A professor in the Milken Institute School of Public Health received a $4.9 million grant to study how nutritional supplements can provide more nourishment for pregnant mothers in southern Nepal.
The grant was provided by the Bill & Melinda Gates Foundation, which seeks to alleviate income inequality around the world. It will fund a four-year project led by James Tielsch, chair of the global health department and a professor of global health, which will examine how to improve early infant growth, according to a University release Tuesday.
The team, including researchers from Johns Hopkins Bloomberg School of Public Health and the Harvard T.H. Chan School of Public Health, will focus on how protein and energy supplements affect the health of an infant during pregnancy and early breastfeeding.
Women living in Nepal and areas of South Asia are often undernourished, which can cause their children to develop diabetes and cardiovascular disease later in life, according to the release. Tielsch said 30 to 40 percent of fetuses in Nepal are smaller than they usual size for that stage of pregnancy, often because pregnant mothers are undernourished.
“In this project, we hope to identify a nutritional supplement that could reduce that percentage and help Nepalese women get the nutrients they need to deliver a healthy baby and improve their growth in those important first six months of life,” he said in the release.

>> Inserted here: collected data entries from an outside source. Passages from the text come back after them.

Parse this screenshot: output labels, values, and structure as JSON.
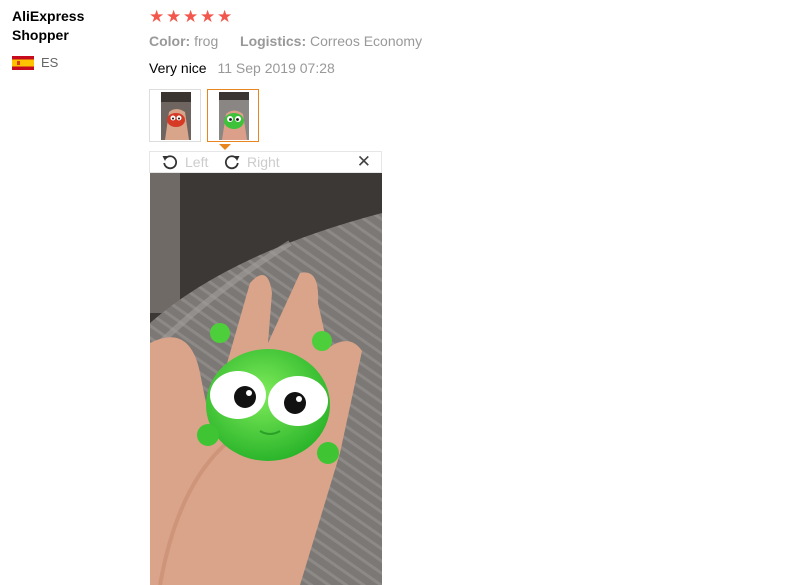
{
  "reviewer": {
    "name": "AliExpress Shopper",
    "country": "ES",
    "flag_icon": "spain-flag-icon"
  },
  "rating": {
    "stars": 5,
    "max": 5,
    "color": "#f2564d"
  },
  "attributes": [
    {
      "key": "Color:",
      "value": "frog"
    },
    {
      "key": "Logistics:",
      "value": "Correos Economy"
    }
  ],
  "review": {
    "text": "Very nice",
    "date": "11 Sep 2019 07:28"
  },
  "thumbnails": [
    {
      "name": "thumbnail-red-toy",
      "active": false
    },
    {
      "name": "thumbnail-green-frog",
      "active": true
    }
  ],
  "viewer": {
    "rotate_left_label": "Left",
    "rotate_right_label": "Right",
    "close_icon": "close-icon",
    "accent": "#e8851e"
  }
}
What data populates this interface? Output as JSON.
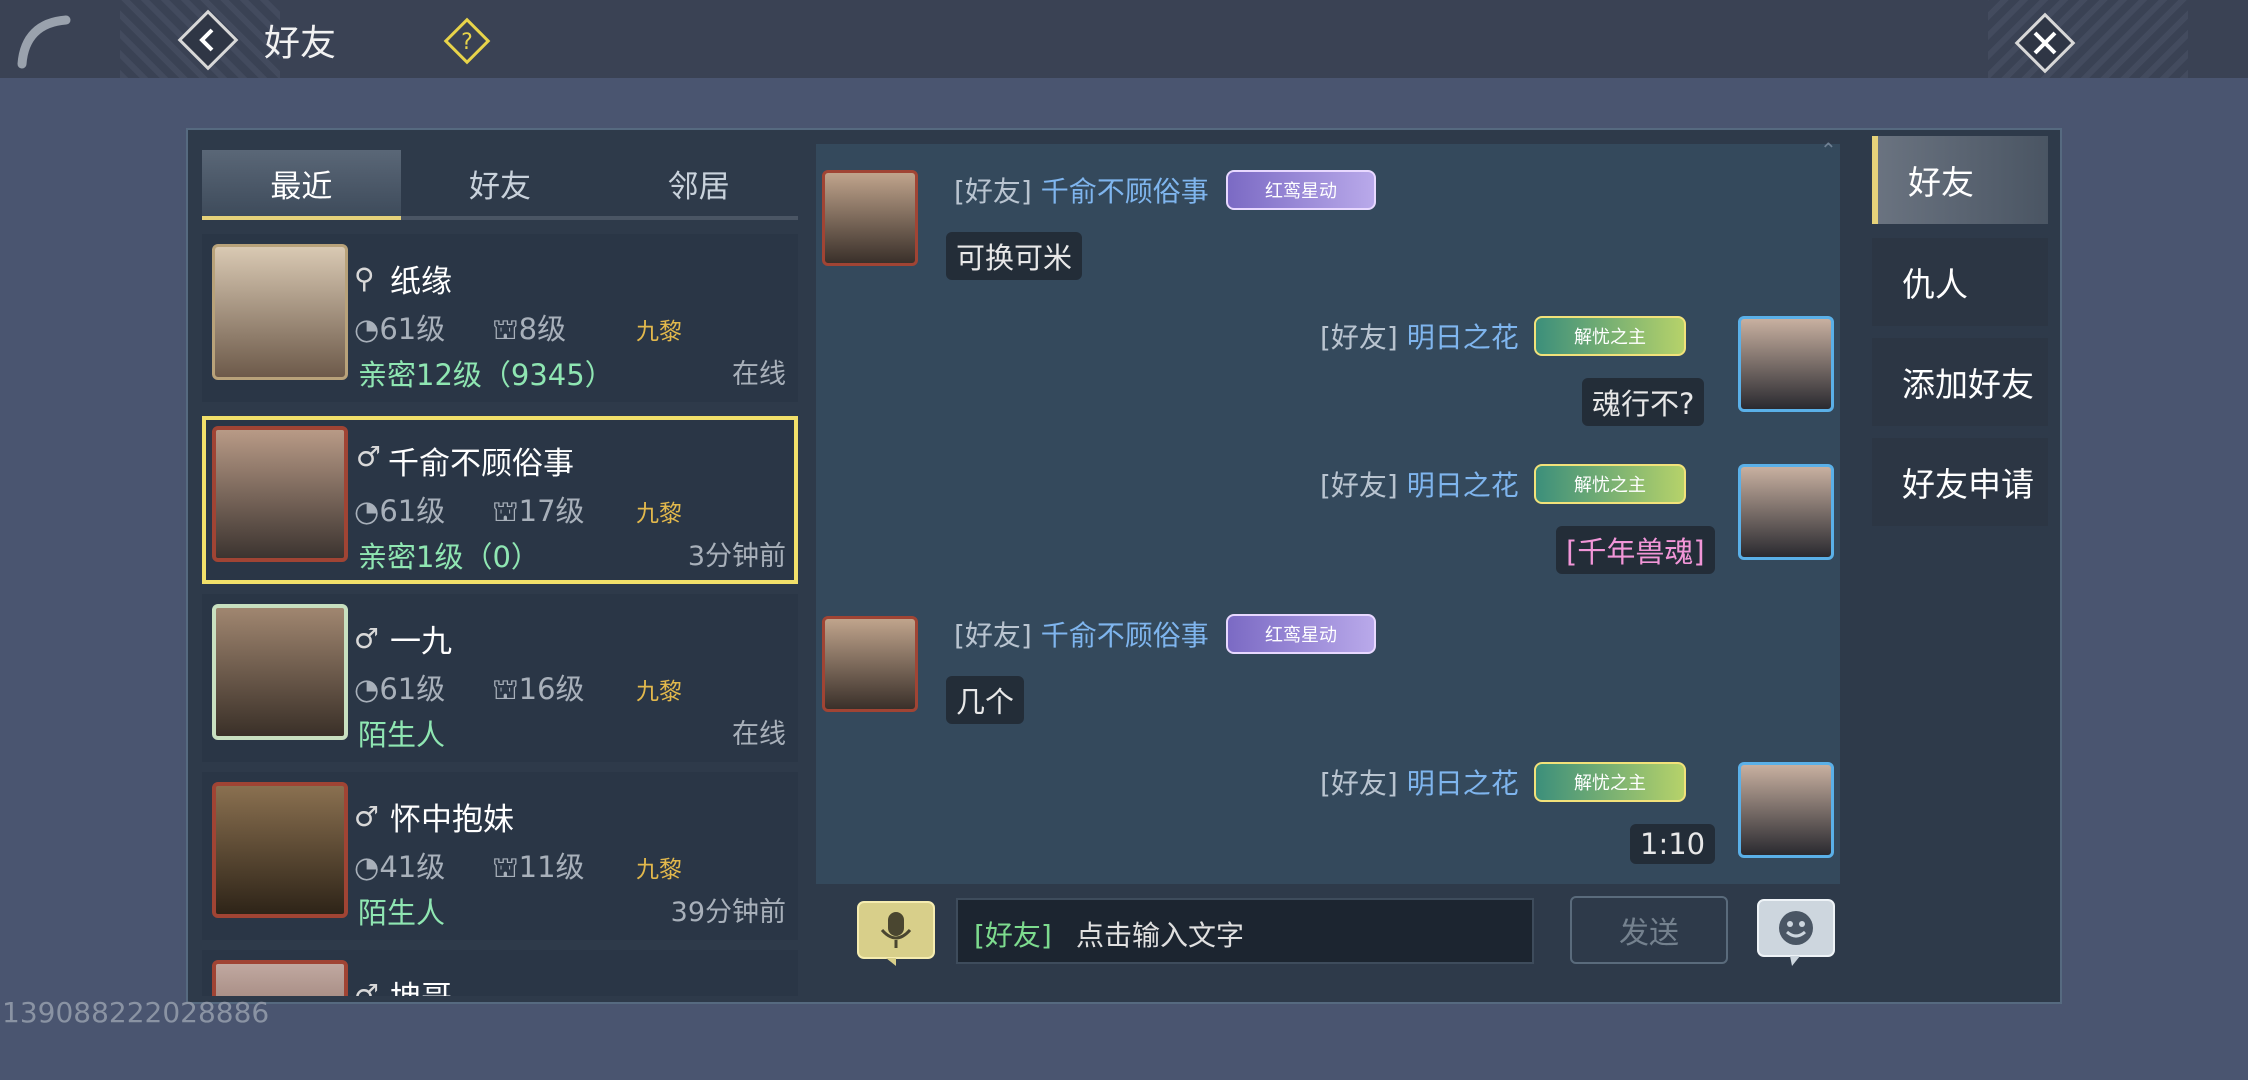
{
  "header": {
    "title": "好友",
    "help_glyph": "?"
  },
  "list_tabs": [
    {
      "label": "最近",
      "active": true
    },
    {
      "label": "好友",
      "active": false
    },
    {
      "label": "邻居",
      "active": false
    }
  ],
  "friends": [
    {
      "name": "纸缘",
      "gender_icon": "search-icon",
      "level": "61级",
      "house_level": "8级",
      "guild": "九黎",
      "intimacy": "亲密12级（9345）",
      "status": "在线",
      "selected": false
    },
    {
      "name": "千俞不顾俗事",
      "gender_icon": "male-icon",
      "level": "61级",
      "house_level": "17级",
      "guild": "九黎",
      "intimacy": "亲密1级（0）",
      "status": "3分钟前",
      "selected": true
    },
    {
      "name": "一九",
      "gender_icon": "male-icon",
      "level": "61级",
      "house_level": "16级",
      "guild": "九黎",
      "intimacy": "陌生人",
      "status": "在线",
      "selected": false
    },
    {
      "name": "怀中抱妹",
      "gender_icon": "male-icon",
      "level": "41级",
      "house_level": "11级",
      "guild": "九黎",
      "intimacy": "陌生人",
      "status": "39分钟前",
      "selected": false
    },
    {
      "name": "坤哥",
      "gender_icon": "male-icon",
      "level": "",
      "house_level": "",
      "guild": "",
      "intimacy": "",
      "status": "",
      "selected": false
    }
  ],
  "messages": [
    {
      "side": "left",
      "channel": "[好友]",
      "sender": "千俞不顾俗事",
      "badge": "红鸾星动",
      "text": "可换可米"
    },
    {
      "side": "right",
      "channel": "[好友]",
      "sender": "明日之花",
      "badge": "解忧之主",
      "text": "魂行不?"
    },
    {
      "side": "right",
      "channel": "[好友]",
      "sender": "明日之花",
      "badge": "解忧之主",
      "text": "[千年兽魂]"
    },
    {
      "side": "left",
      "channel": "[好友]",
      "sender": "千俞不顾俗事",
      "badge": "红鸾星动",
      "text": "几个"
    },
    {
      "side": "right",
      "channel": "[好友]",
      "sender": "明日之花",
      "badge": "解忧之主",
      "text": "1:10"
    }
  ],
  "input": {
    "channel": "[好友]",
    "placeholder": "点击输入文字",
    "send_label": "发送"
  },
  "right_tabs": [
    {
      "label": "好友",
      "active": true
    },
    {
      "label": "仇人",
      "active": false
    },
    {
      "label": "添加好友",
      "active": false
    },
    {
      "label": "好友申请",
      "active": false
    }
  ],
  "watermark": "139088222028886",
  "colors": {
    "accent_gold": "#f2e06a",
    "sender_blue": "#7fb5ee",
    "intimacy_green": "#8fe6b2",
    "item_pink": "#f296d8"
  }
}
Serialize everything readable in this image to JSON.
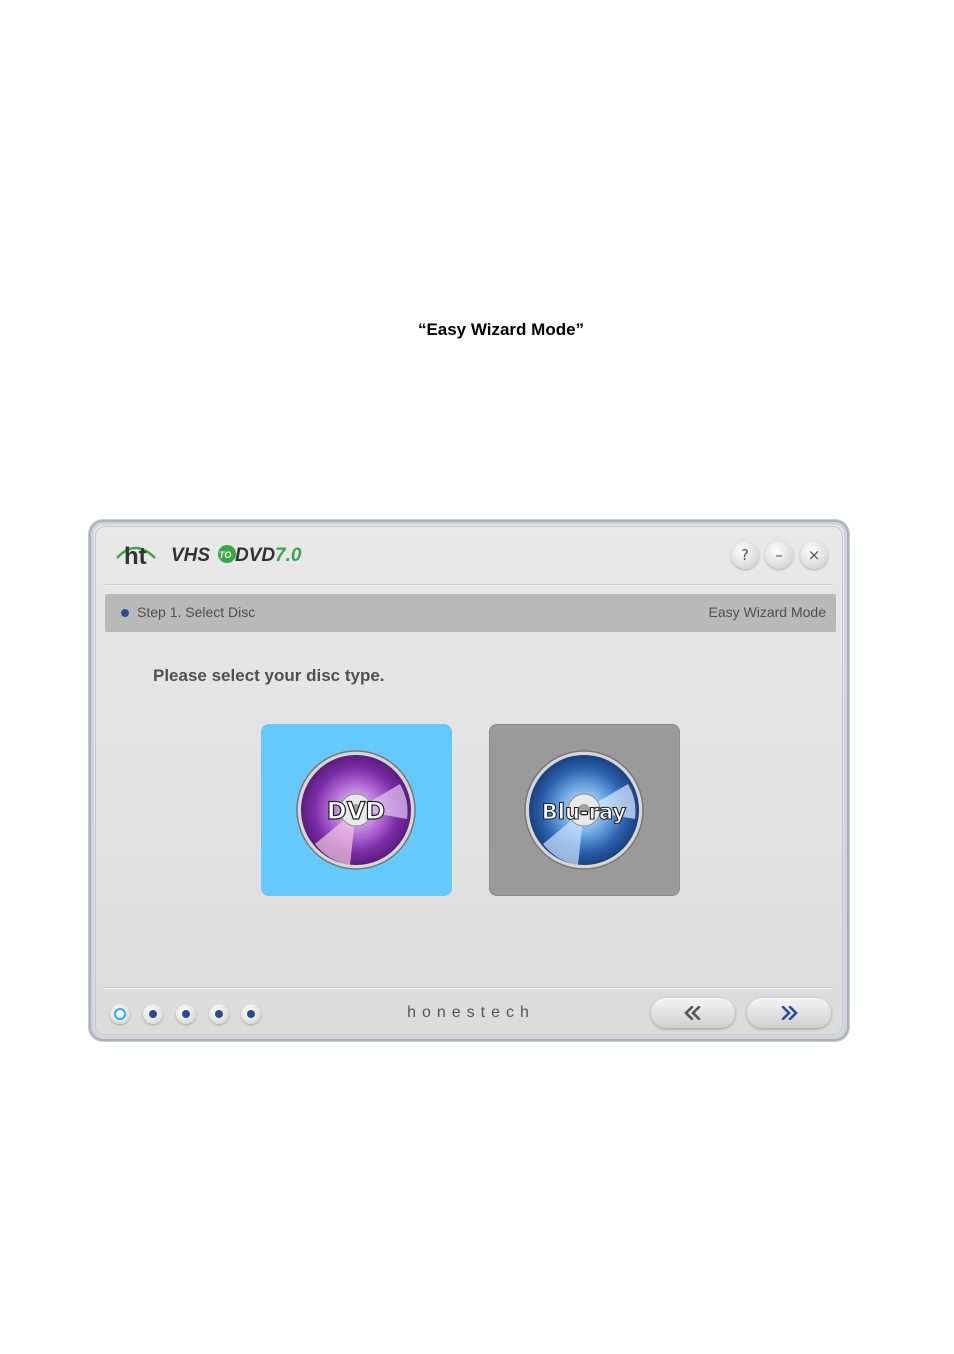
{
  "document": {
    "heading": "“Easy Wizard Mode”"
  },
  "window": {
    "logo": {
      "ht": "ht",
      "vhs": "VHS",
      "to": "TO",
      "dvd": "DVD",
      "version": "7.0"
    },
    "controls": {
      "help": "?",
      "minimize": "–",
      "close": "×"
    }
  },
  "step_bar": {
    "label": "Step 1. Select Disc",
    "mode": "Easy Wizard Mode"
  },
  "main": {
    "prompt": "Please select your disc type.",
    "options": [
      {
        "label": "DVD",
        "selected": true,
        "color": "#66c9fb"
      },
      {
        "label": "Blu-ray",
        "selected": false,
        "color": "#9a9a9a"
      }
    ]
  },
  "footer": {
    "brand": "honestech",
    "steps_total": 5,
    "current_step": 1
  },
  "colors": {
    "accent": "#2a4a8a",
    "logo_green": "#3aa648"
  }
}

Tielsch said women who grow up stunted will often give birth to smaller babies. He said providing women with better nutrition during pregnancy and within the first six months following delivery, like nutritional supplements, can improve the quality of their breast milk and their infant’s health.
The team will test a nutritional supplement in 1,800 pregnant women in the Sarlahi District of Nepal. The subjects will be divided into four groups: women receiving a supplement daily during pregnancy and the six months following the delivery, women receiving a supplement only during pregnancy, women receiving a supplement after their baby is born and a control group following a regular diet.
“We’ll be looking to see if there is increased growth in the first six months of life, is that increased growth maintained, is it accelerated, is this a situation where we’ve changed the metabolic in utero programming such that those kids can take more advantage of the food that’s available to them,” Tielsch said in the release. “We have to wait and see what’s going to happen.”